Mon All-Black est monté le premier pour expliquer le topo à son copain sodomite. Foin de longues palabres, le rouquin est d'accord sur tout. Je grimpe à mon tour, poussant mon prisonnier menotté devant moi.

A la vue de l'antre où nous le conduisons, le mec pige que son destin va se prendre un iceberg par le travers. Jusqu'alors il n'a pas moufté. Ses fafs le donnent comme étant un certain Isic Carek, de nationalité slovaque. Moi, je veux bien. Le malfrat habite London depuis suffisamment de temps pour avoir pris les manières britiches. L'habit fait le moine.

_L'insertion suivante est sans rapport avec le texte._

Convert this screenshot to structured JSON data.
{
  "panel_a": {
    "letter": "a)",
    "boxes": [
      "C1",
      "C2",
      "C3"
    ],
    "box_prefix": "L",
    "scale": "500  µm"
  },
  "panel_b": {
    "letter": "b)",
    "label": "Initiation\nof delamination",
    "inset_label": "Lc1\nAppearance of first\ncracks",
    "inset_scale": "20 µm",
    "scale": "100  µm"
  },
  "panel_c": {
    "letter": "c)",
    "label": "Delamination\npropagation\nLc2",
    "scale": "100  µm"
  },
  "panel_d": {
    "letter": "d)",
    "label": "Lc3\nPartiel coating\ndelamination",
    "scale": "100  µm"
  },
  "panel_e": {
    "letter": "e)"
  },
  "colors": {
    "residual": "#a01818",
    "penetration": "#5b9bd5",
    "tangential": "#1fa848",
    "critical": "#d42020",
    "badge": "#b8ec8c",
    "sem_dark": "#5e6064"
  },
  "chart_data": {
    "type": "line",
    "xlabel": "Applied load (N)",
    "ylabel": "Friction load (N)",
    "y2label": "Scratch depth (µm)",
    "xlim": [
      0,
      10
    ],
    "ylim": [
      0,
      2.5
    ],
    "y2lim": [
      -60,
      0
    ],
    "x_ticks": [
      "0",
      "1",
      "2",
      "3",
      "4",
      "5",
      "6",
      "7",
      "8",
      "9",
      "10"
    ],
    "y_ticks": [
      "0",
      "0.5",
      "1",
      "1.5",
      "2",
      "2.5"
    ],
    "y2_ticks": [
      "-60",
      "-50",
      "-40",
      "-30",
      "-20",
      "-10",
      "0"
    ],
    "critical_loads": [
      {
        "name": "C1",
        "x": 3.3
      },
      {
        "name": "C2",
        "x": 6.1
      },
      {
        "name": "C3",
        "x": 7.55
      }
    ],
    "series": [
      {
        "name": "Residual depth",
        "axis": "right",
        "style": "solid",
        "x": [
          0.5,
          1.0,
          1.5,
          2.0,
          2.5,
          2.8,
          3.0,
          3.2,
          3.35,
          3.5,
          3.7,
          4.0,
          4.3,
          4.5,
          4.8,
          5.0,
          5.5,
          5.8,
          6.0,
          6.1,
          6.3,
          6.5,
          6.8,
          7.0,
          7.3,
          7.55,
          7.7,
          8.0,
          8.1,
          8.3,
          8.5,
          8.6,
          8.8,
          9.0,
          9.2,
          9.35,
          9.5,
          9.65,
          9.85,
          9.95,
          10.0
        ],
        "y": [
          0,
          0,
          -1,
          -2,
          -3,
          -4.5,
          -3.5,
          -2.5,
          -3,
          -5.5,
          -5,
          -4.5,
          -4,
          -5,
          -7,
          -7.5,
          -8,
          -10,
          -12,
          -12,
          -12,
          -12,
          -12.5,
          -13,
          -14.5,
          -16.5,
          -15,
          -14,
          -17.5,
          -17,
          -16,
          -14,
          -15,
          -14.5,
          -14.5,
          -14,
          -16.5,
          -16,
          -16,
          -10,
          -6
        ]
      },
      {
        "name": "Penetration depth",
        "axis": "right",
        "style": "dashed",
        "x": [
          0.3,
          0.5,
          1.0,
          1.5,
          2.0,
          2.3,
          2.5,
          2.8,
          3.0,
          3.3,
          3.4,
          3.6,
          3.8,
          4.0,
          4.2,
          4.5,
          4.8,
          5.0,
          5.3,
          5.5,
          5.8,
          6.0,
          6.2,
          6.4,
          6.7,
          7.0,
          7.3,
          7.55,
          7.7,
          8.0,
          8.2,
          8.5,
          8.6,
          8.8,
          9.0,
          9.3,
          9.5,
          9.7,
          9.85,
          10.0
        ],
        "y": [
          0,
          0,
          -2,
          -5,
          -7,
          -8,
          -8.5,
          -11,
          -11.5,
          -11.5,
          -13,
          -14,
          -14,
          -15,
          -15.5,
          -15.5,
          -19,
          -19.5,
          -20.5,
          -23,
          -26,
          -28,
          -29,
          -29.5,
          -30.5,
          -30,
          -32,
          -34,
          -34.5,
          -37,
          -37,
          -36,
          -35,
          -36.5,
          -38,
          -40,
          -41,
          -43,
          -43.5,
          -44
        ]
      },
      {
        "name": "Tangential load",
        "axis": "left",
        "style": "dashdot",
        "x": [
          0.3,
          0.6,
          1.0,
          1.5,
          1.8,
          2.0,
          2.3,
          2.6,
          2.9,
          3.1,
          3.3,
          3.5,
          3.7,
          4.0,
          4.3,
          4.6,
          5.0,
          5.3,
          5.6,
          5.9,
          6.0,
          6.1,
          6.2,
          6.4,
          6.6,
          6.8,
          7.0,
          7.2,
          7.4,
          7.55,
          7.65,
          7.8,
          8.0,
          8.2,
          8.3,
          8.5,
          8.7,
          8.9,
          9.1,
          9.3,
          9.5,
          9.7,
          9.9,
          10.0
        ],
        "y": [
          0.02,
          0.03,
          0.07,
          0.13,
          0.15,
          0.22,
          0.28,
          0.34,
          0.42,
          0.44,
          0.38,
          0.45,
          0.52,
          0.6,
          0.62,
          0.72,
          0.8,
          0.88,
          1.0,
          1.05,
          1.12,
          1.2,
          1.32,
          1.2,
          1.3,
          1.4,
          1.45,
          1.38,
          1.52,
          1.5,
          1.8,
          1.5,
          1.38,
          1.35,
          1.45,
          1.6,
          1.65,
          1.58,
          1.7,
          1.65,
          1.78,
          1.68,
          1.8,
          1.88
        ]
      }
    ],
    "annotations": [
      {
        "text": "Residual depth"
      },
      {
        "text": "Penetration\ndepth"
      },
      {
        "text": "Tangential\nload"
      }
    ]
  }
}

— Venez dans mon atelier, conseille Lactaire, vous y serez plus tranquilles : il n'a pas de fenêtre.

L'électricité étant supprimée depuis des décades, il s'y éclaire avec une lampe-tempête, prélevée, je suppose, sur un chantier. Cette dernière produit une lumière telle qu'on en rencontre dans les toiles de Rembrandt ou les spectacles de Robert Hossein.

L'endroit est « meublé » d'une caisse à la renverse servant d'établi, d'une autre, plus petite, utilisée comme tabouret, et enfin d'un carton où s'emmagasinent, pêle-mêle, les créations de l'artiste.

Avisant, au bas du mur, le reliquat d'une canalisation, je suggère à Jérémie de l'utiliser pour y enchaîner notre captif.

Il trouve la proposition classique, mais excellente.

15

Ce qu'il y a de déroutant (pour ne pas dire d'exaspérant) chez le sieur Carek, c'est qu'il ne répond pas aux questions qu'on lui pose, fussent-elles innocentes. Que je lui parle en français, anglais, italien ou allemand, il se comporte en tout point comme s'il ne me comprenait pas. Pas bravache, note bien. Non : indifférent. Le regard lointain, les traits détendus, kif un qui ne penserait à rien, mais profondément.

— Si je lui tirais quelques pains dans la gueule ? propose Jérémie, toujours serviable.

Je hausse mes robustes épaules.

- Ça n'avancera pas à grand-chose, cet homme est enfermé dans son mutisme.

Mon Noirpiot place une série de gnons à la face du client, par acquit de conscience, si je puis dire. Celui-ci rougit sous les impacts mais ne rompt pas, roseau impensant.

— Zob ! peste Blanc, découragé.

— Je te l'avais annoncé.

Nous traversons une période incertaine, au bout de laquelle Lactaire Délicieux se met à jacter dans son dialecte arboricole.